L'opinione del presidente di Confindustria Sicilia sulle imprese dell'isola: "Serve affrontare il tema della semplificazione burocratica"
Nel 2019 solo il 5% di negozi, uffici, laboratori e magazzini è finito all’asta. Dopo due anni il dato è raddoppiato. Ai microfoni del Quotidiano di Sicilia è intervenuto Alessandro Albanese, presidente di Confindustria Sicilia.
Nel 2021 in Italia l’11,73% dei beni finiti all’asta sono capannoni industriali, commerciali e artigianali, opifici, laboratori e magazzini. Un dato ben più alto rispetto agli scorsi anni. Quanto è grave questo dato emerso dal Report del Centro Studi Astasy?
“Che gli immobili siano finiti all’asta nel 2021 non significa che riguardino provvedimenti relativi al 2020 e al 2019. Sappiamo bene i tempi della giustizia civile che per prima cosa deve essere riformata. Pertanto, può darsi che siano provvedimenti che si trascinano da decenni e vediamo gli effetti soltanto adesso. Non penso che ci sia un calo nel settore industriale, quantomeno nel 2021. Come produzione industriale abbiamo avuto una fortissima ripresa. Anzi tra le problematiche all’ordine del giorno metterei la seguente questione: ci sono decine e decine di imprenditori che cercano aree industriali e capannoni e non si trovano. In questo senso bisognerebbe attuare la legge varata dall’Ars in tema di consorzi Asi e Irsap”.
Dunque il Covid non è tra le motivazioni di questa emorragia?

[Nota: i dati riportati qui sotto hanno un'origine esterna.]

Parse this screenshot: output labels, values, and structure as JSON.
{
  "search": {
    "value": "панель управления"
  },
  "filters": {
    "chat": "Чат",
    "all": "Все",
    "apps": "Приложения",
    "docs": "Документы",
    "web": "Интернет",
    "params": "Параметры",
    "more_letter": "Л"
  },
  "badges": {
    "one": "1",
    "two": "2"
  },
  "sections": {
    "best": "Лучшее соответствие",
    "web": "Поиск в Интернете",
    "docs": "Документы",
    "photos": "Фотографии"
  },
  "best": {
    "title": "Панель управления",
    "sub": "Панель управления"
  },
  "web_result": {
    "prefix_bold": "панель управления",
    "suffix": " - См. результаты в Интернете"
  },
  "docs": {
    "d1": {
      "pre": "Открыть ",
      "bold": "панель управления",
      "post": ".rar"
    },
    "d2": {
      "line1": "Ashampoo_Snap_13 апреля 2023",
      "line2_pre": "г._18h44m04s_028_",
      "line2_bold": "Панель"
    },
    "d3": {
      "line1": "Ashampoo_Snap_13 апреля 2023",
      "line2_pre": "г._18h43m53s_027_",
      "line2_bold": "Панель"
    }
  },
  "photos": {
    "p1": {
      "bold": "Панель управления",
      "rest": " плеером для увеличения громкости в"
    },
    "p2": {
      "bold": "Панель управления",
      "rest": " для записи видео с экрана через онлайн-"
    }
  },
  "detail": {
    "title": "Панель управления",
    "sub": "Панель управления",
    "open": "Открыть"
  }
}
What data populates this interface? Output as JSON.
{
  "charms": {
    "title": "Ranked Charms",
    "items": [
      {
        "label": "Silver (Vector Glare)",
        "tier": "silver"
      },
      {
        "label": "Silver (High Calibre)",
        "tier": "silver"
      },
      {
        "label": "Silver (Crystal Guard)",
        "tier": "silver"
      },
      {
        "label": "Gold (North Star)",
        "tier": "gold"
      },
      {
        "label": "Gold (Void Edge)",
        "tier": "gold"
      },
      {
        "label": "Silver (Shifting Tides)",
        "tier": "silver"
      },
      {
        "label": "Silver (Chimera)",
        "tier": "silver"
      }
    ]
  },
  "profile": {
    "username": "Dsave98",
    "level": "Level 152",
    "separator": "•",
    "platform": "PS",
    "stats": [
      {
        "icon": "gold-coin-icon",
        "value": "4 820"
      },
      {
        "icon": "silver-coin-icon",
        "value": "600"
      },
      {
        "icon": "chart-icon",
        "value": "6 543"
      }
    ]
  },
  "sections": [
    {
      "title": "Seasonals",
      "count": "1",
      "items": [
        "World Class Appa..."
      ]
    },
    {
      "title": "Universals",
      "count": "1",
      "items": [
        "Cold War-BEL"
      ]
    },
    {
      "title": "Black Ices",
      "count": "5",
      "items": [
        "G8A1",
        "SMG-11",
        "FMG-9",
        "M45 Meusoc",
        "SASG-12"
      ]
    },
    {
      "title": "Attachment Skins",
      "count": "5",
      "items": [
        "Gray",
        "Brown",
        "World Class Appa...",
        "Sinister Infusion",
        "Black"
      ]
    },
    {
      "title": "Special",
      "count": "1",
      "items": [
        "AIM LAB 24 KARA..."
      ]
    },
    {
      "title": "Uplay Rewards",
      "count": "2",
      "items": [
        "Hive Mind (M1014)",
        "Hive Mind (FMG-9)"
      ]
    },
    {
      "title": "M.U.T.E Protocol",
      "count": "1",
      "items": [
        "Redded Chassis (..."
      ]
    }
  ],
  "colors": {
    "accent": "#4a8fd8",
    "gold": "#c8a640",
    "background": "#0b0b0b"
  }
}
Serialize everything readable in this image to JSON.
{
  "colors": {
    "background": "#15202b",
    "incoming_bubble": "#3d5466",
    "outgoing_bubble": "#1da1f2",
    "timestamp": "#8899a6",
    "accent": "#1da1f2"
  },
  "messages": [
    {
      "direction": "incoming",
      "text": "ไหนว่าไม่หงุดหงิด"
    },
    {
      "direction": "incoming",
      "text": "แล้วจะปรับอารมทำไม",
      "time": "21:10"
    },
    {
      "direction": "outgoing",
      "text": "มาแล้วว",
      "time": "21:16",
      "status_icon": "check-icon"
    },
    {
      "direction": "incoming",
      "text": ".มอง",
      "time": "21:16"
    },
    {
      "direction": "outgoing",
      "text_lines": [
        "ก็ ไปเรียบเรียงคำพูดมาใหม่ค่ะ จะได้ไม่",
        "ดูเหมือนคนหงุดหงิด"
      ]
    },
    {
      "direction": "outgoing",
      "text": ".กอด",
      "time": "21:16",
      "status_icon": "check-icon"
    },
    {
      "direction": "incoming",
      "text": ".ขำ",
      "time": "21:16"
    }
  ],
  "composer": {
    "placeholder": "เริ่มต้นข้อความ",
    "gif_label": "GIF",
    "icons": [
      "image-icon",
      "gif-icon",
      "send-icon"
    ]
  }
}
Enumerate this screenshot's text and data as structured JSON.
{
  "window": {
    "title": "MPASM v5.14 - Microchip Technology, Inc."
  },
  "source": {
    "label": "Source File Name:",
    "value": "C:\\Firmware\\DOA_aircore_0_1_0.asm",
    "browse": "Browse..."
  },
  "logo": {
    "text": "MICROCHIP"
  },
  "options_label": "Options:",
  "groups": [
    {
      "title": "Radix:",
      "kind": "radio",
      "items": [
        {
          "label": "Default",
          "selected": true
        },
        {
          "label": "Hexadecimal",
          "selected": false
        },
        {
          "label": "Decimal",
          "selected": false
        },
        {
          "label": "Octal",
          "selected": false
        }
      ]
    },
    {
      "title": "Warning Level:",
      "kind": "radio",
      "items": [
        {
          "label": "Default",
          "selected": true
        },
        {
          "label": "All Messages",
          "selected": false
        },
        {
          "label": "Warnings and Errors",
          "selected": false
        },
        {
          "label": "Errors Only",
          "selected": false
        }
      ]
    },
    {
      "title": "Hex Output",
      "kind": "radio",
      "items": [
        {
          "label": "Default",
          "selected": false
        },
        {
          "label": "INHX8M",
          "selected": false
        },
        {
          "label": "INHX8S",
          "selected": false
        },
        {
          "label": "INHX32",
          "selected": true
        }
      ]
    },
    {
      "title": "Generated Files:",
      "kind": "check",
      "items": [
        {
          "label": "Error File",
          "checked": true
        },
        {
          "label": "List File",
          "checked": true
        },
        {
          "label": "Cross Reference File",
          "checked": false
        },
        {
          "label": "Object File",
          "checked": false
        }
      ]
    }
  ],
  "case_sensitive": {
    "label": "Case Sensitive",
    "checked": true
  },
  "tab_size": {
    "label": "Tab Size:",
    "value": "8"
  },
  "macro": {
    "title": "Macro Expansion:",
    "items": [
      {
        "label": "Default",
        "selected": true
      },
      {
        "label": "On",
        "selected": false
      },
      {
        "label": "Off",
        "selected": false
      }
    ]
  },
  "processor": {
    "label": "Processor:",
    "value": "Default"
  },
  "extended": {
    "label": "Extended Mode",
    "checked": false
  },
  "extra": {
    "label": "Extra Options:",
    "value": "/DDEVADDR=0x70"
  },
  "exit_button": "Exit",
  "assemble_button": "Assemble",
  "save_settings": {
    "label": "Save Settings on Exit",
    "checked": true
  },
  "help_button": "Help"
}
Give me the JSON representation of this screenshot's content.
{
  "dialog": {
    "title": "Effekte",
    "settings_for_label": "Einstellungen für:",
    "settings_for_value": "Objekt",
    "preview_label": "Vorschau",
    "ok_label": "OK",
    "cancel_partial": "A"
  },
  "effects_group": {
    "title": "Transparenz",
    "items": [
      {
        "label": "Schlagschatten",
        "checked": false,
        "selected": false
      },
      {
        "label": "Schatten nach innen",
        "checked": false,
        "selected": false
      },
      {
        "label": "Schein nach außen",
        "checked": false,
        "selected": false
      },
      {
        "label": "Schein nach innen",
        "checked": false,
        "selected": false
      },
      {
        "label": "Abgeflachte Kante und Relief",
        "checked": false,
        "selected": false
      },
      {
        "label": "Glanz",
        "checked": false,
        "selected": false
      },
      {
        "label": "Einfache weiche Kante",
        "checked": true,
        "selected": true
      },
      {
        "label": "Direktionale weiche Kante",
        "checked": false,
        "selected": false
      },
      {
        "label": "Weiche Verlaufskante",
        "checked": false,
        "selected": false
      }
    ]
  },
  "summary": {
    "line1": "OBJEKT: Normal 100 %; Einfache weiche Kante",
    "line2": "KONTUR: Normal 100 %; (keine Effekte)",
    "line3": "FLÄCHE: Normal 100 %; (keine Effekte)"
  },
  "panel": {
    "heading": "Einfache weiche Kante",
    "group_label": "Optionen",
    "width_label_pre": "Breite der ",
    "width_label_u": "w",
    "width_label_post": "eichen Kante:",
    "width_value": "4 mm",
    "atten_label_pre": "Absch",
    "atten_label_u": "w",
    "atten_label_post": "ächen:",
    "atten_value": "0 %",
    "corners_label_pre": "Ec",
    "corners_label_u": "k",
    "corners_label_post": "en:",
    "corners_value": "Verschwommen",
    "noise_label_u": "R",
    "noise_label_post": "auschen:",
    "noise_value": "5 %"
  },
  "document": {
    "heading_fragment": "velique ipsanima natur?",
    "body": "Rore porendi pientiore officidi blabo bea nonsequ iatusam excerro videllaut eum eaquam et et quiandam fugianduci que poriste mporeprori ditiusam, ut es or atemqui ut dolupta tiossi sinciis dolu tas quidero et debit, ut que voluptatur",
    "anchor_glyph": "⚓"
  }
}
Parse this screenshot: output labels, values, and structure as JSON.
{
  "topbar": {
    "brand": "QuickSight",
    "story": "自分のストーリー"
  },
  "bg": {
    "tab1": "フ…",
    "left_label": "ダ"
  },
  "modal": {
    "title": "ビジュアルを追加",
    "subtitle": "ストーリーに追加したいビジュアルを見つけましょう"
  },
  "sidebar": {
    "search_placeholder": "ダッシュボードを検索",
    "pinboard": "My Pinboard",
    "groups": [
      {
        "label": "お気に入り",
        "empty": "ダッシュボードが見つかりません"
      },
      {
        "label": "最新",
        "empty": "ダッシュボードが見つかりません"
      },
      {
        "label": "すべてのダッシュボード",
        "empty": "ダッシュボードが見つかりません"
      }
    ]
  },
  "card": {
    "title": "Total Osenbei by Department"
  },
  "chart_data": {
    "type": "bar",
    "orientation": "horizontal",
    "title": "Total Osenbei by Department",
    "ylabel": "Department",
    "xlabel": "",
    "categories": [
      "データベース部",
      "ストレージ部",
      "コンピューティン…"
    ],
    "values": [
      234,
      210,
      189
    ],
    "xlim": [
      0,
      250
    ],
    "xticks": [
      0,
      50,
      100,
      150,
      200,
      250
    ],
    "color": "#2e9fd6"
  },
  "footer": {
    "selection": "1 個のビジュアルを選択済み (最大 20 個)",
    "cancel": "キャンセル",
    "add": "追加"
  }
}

“Dal punto di vista della produzione industriale, assolutamente no. I dati che abbiamo post-Covid sono confortanti. Ovviamente per il settore del turismo il discorso è differente. Tante strutture hanno dovuto chiudere, altre sono al collasso. Il Covid le ha decimate, anche i B&B nelle grandi città e i ristori non sono stati pari alle perdite. Sottolineo anche il calo che c’è stato nella raffinazione degli idrocarburi, con perdite importanti. Se parliamo di produzione industriale, le imprese non si sono mai fermate, tranne per un brevissimo periodo di un mese e mezzo”.
Il tessuto produttivo in Sicilia è in seria difficoltà. Quali supporti offrire alle aziende per evitare che all’asta finisca buona parte della nostra “economia”?
“Ribadisco che questi ultimi due anni non hanno inciso, né più né meno. Dobbiamo dire che il settore della produzione industriale è già difficoltà da anni, ma per altre ragioni. Quelle arrivate adesso si sono aggiunte: come il costo dell’energia che in Sicilia lo paghiamo di più rispetto al resto d’Italia. Hanno tolto anche l’interrompibilità, una misura riconosciuta alla Sicilia e alla Sardegna. C’è il costo delle materie prime e dei trasporti, situazioni che hanno sempre penalizzato le imprese e in questo periodo ancora di più. La costruzione del Ponte sullo Stretto per noi rimane un punto cardine al fine di evitare questa insularità che ci penalizza. Aggiungo anche un’altra importante questione”.
Prego.
“C’è un costo che non è più nascosto anche grazie alle denunce di Confindustria, che è quello della burocrazia. Tra i supporti da offrire alle aziende c’è per prima cosa il costo dell’energia. E questo potrebbe farlo benissimo lo Stato e nel suo bilancio anche la Regione. Nel costo dei trasporti possono essere inseriti dei correttivi nella prossima finanziaria. La Regione ha messo qualcosina, ma basta appena per pochi giorni. Poi affrontare il tema della semplificazione burocratica e della digitalizzazione della pubblica amministrazione. L’impresa che deve ampliare uno stabilimento, costruirne uno nuovo o semplicemente spostare un camino, se sa che passano mesi o addirittura anni per ottenere i permessi, va via oppure non viene proprio. Non basta fare una legge sulla semplificazione, serve una riqualificazione totale dei dipendenti della pubblica amministrazione”.